Enfermero hallado muerto en Masaya fue asesinado; intentaron simular un suicidio
El enfermero Víctor Manuel Aguirre Calero, de 36 años, encontrado muerto cinco días después de haber sido reportado como desaparecido en el municipio La Concepción, Masaya, fue asesinado por estrangulamiento. Después del crimen, el o los responsables colocaron un mecate alrededor de su cuello y lo ataron a un árbol para intentar hacer creer que se había quitado la vida, según confirmó este sábado la Policía.
La versión de un suicidio quedó descartada tras las investigaciones sobre la muerte de Aguirre Calero, cuyo cuerpo fue localizado el miércoles en un predio montoso del barrio Luis Alfonso Velásquez, en la comarca San Juan, municipio de La Concepción.
La Policía informó que Aguirre Calero murió por asfixia mecánica por estrangulamiento y que la escena en la que fue encontrado su cuerpo había sido un montaje.

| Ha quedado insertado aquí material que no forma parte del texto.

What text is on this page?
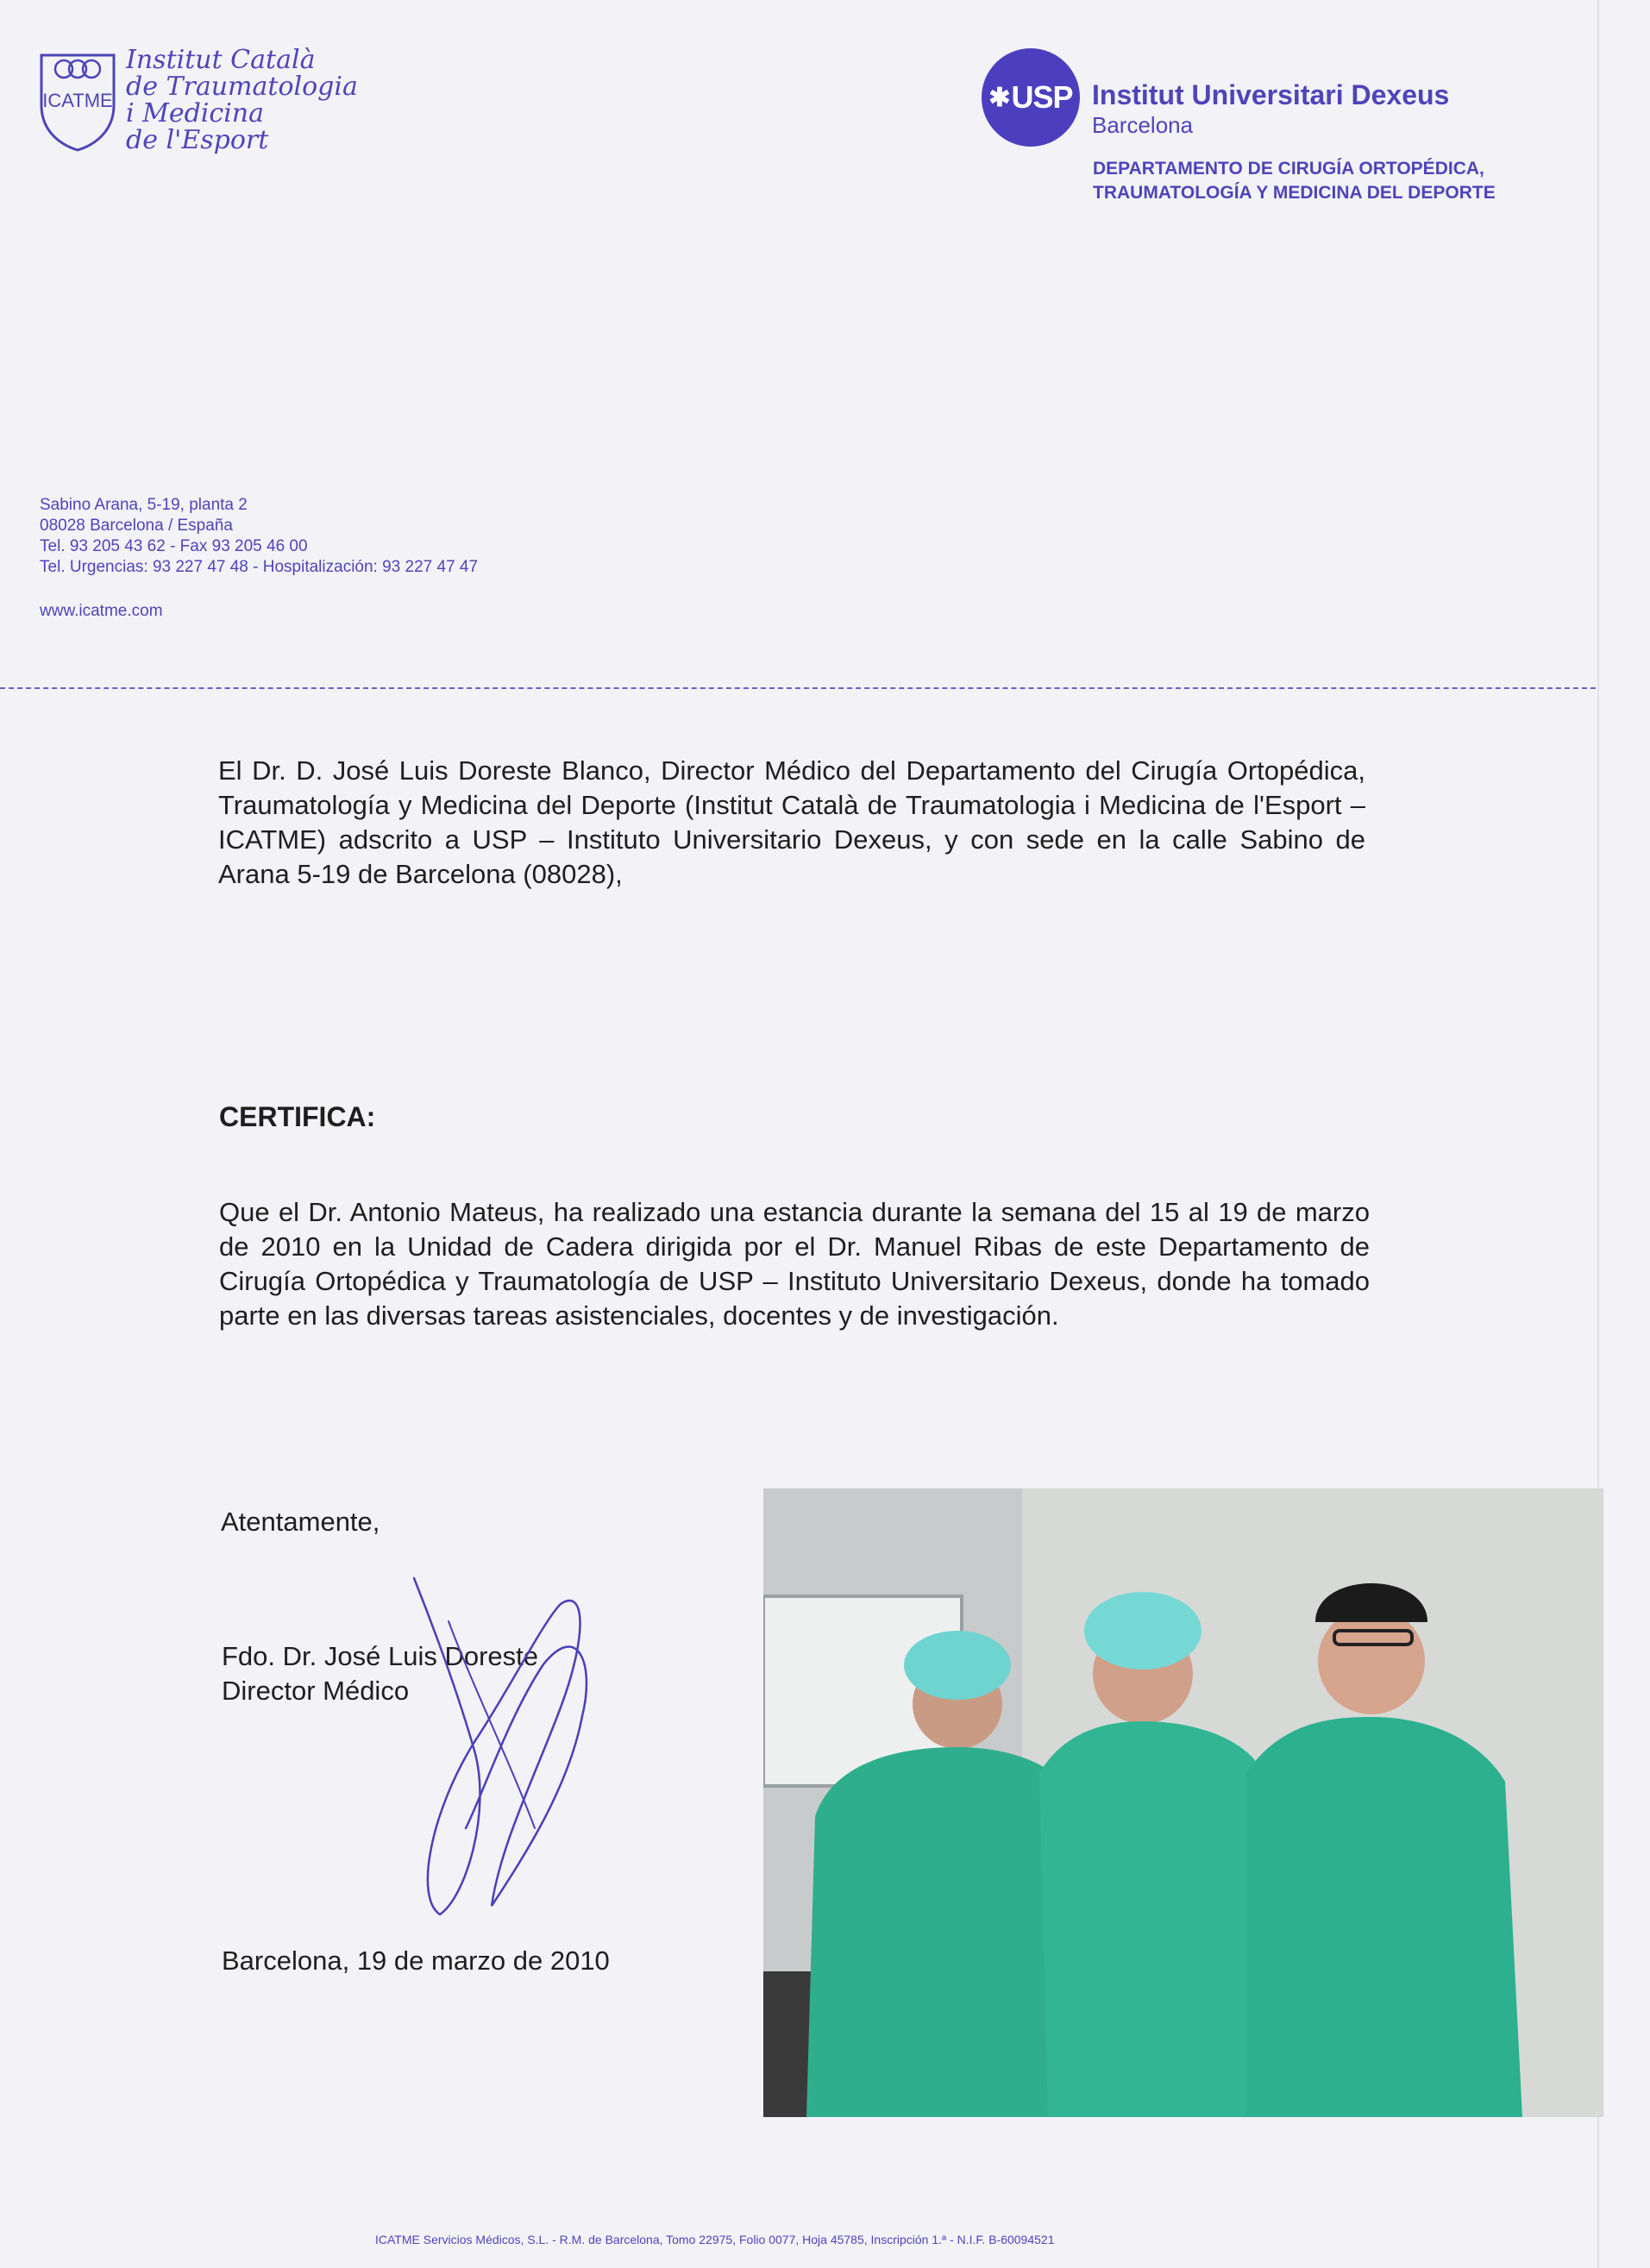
ICATME
Institut Català
de Traumatologia
i Medicina
de l'Esport
✱ USP Institut Universitari Dexeus
Barcelona
DEPARTAMENTO DE CIRUGÍA ORTOPÉDICA,
TRAUMATOLOGÍA Y MEDICINA DEL DEPORTE
Sabino Arana, 5-19, planta 2
08028 Barcelona / España
Tel. 93 205 43 62 - Fax 93 205 46 00
Tel. Urgencias: 93 227 47 48 - Hospitalización: 93 227 47 47
www.icatme.com
El Dr. D. José Luis Doreste Blanco, Director Médico del Departamento del Cirugía Ortopédica, Traumatología y Medicina del Deporte (Institut Català de Traumatologia i Medicina de l'Esport – ICATME) adscrito a USP – Instituto Universitario Dexeus, y con sede en la calle Sabino de Arana 5-19 de Barcelona (08028),
CERTIFICA:
Que el Dr. Antonio Mateus, ha realizado una estancia durante la semana del 15 al 19 de marzo de 2010 en la Unidad de Cadera dirigida por el Dr. Manuel Ribas de este Departamento de Cirugía Ortopédica y Traumatología de USP – Instituto Universitario Dexeus, donde ha tomado parte en las diversas tareas asistenciales, docentes y de investigación.
Atentamente,
Fdo. Dr. José Luis Doreste
Director Médico
Barcelona, 19 de marzo de 2010
ICATME Servicios Médicos, S.L. - R.M. de Barcelona, Tomo 22975, Folio 0077, Hoja 45785, Inscripción 1.ª - N.I.F. B-60094521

Según la información policial, la víctima fue atado a la rama de un árbol situada a menos de dos metros del suelo. Ese elemento despertó dudas sobre la hipótesis de un suicidio y las investigaciones terminaron por establecer que fue víctima de un homicidio.
No hay detenidos
Aguirre Calero había sido reportado como desaparecido desde el viernes 4 de septiembre. Ese día recibió su pago y después su familia perdió todo contacto con él.

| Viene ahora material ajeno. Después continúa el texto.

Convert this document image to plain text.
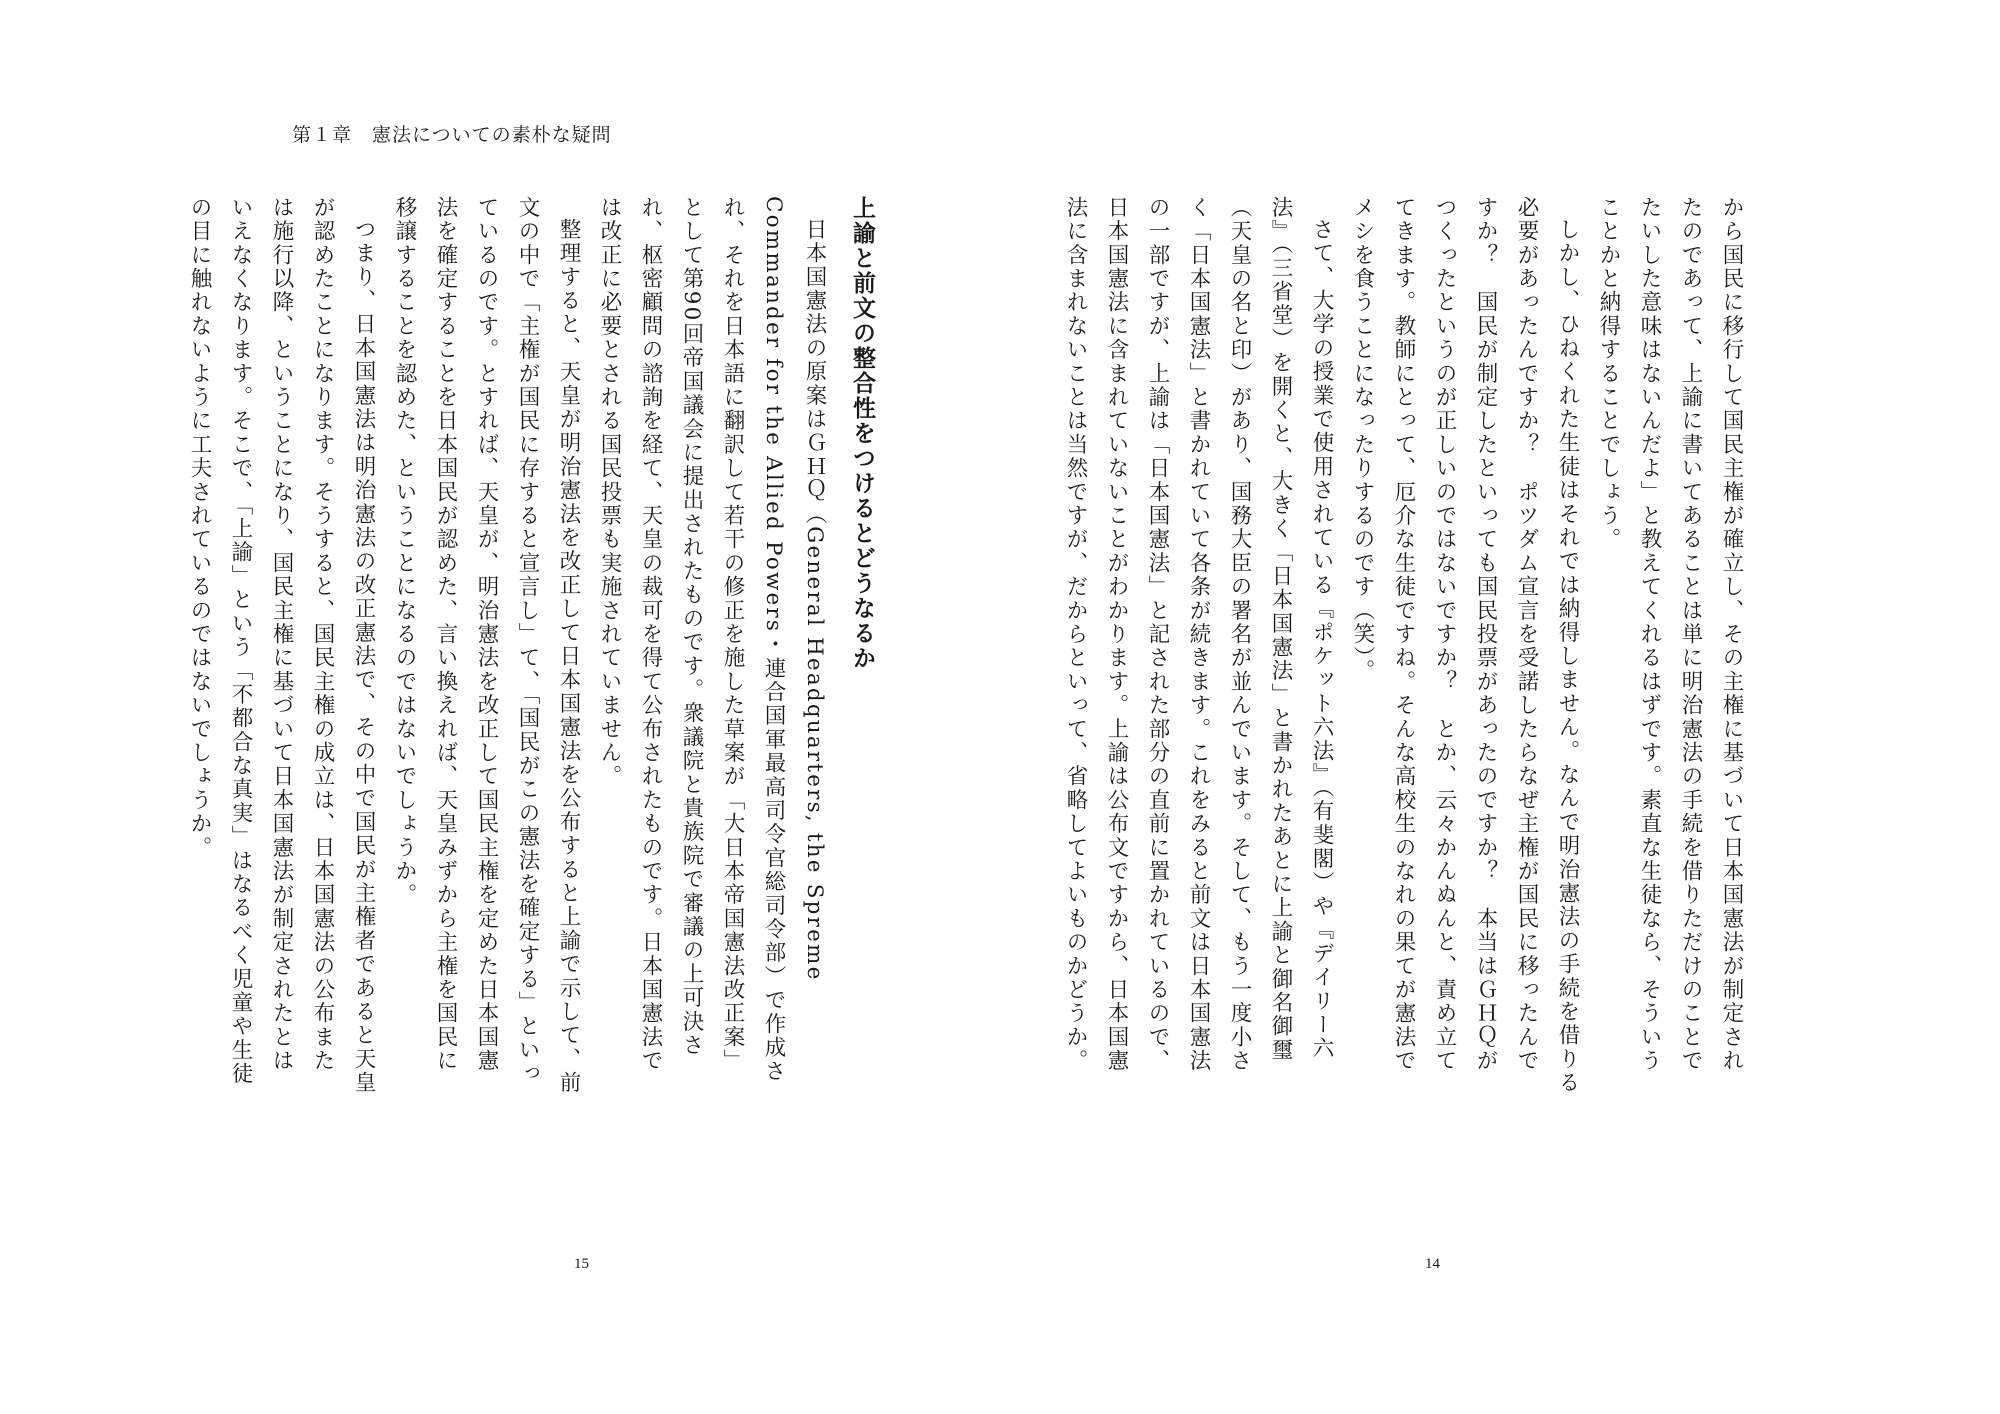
第１章　憲法についての素朴な疑問

から国民に移行して国民主権が確立し、その主権に基づいて日本国憲法が制定されたのであって、上諭に書いてあることは単に明治憲法の手続を借りただけのことでたいした意味はないんだよ」と教えてくれるはずです。素直な生徒なら、そういうことかと納得することでしょう。

しかし、ひねくれた生徒はそれでは納得しません。なんで明治憲法の手続を借りる必要があったんですか？　ポツダム宣言を受諾したらなぜ主権が国民に移ったんですか？　国民が制定したといっても国民投票があったのですか？　本当はＧＨＱがつくったというのが正しいのではないですか？　とか、云々かんぬんと、責め立ててきます。教師にとって、厄介な生徒ですね。そんな高校生のなれの果てが憲法でメシを食うことになったりするのです（笑）。

さて、大学の授業で使用されている『ポケット六法』（有斐閣）や『デイリー六法』（三省堂）を開くと、大きく「日本国憲法」と書かれたあとに上諭と御名御璽（天皇の名と印）があり、国務大臣の署名が並んでいます。そして、もう一度小さく「日本国憲法」と書かれていて各条が続きます。これをみると前文は日本国憲法の一部ですが、上諭は「日本国憲法」と記された部分の直前に置かれているので、日本国憲法に含まれていないことがわかります。上諭は公布文ですから、日本国憲法に含まれないことは当然ですが、だからといって、省略してよいものかどうか。

上諭と前文の整合性をつけるとどうなるか

日本国憲法の原案はＧＨＱ（General Headquarters, the Spreme Commander for the Allied Powers・連合国軍最高司令官総司令部）で作成され、それを日本語に翻訳して若干の修正を施した草案が「大日本帝国憲法改正案」として第90回帝国議会に提出されたものです。衆議院と貴族院で審議の上可決され、枢密顧問の諮詢を経て、天皇の裁可を得て公布されたものです。日本国憲法では改正に必要とされる国民投票も実施されていません。

整理すると、天皇が明治憲法を改正して日本国憲法を公布すると上諭で示して、前文の中で「主権が国民に存すると宣言し」て、「国民がこの憲法を確定する」といっているのです。とすれば、天皇が、明治憲法を改正して国民主権を定めた日本国憲法を確定することを日本国民が認めた、言い換えれば、天皇みずから主権を国民に移譲することを認めた、ということになるのではないでしょうか。

つまり、日本国憲法は明治憲法の改正憲法で、その中で国民が主権者であると天皇が認めたことになります。そうすると、国民主権の成立は、日本国憲法の公布または施行以降、ということになり、国民主権に基づいて日本国憲法が制定されたとはいえなくなります。そこで、「上諭」という「不都合な真実」はなるべく児童や生徒の目に触れないように工夫されているのではないでしょうか。

15	14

Durante cinco días no se conoció su paradero. La búsqueda terminó cuando su cuerpo fue localizado en el predio montoso de la comarca San Juan.
El enfermero tenía ocho años de trabajar en el Hospital Regional Santiago, de Jinotepe, Carazo, aunque residía en el municipio de La Concepción, en Masaya, doden la noticia de su desaparición y muerte causó consternación.
La Policía no ha informado hasta ahora quién o quiénes son los responsables del crimen ni si existen personas detenidas.
El crimen de Aguirre Calero se suma a una sucesión de hechos violentos reportados en las últimas semanas en distintos puntos de Nicaragua. Las autoridades han abordado estos crímenes como casos aislados y no han reconocido públicamente que respondan a un incremento general de la criminalidad.
Expertos independientes, sin embargo, han advertido sobre el aumento de hechos violentos y la necesidad de analizar el fenómeno más allá de las estadísticas y versiones oficiales. En las últimas semanas se han conocido asesinatos múltiples, ataques armados y otros crímenes en departamentos como Jinotega, León, Matagalpa y Masaya. Algunos de ellos han ocurrido en circunstancias particularmente violentas y han dejado varias víctimas, alimentando la preocupación por la situación de seguridad en Nicaragua.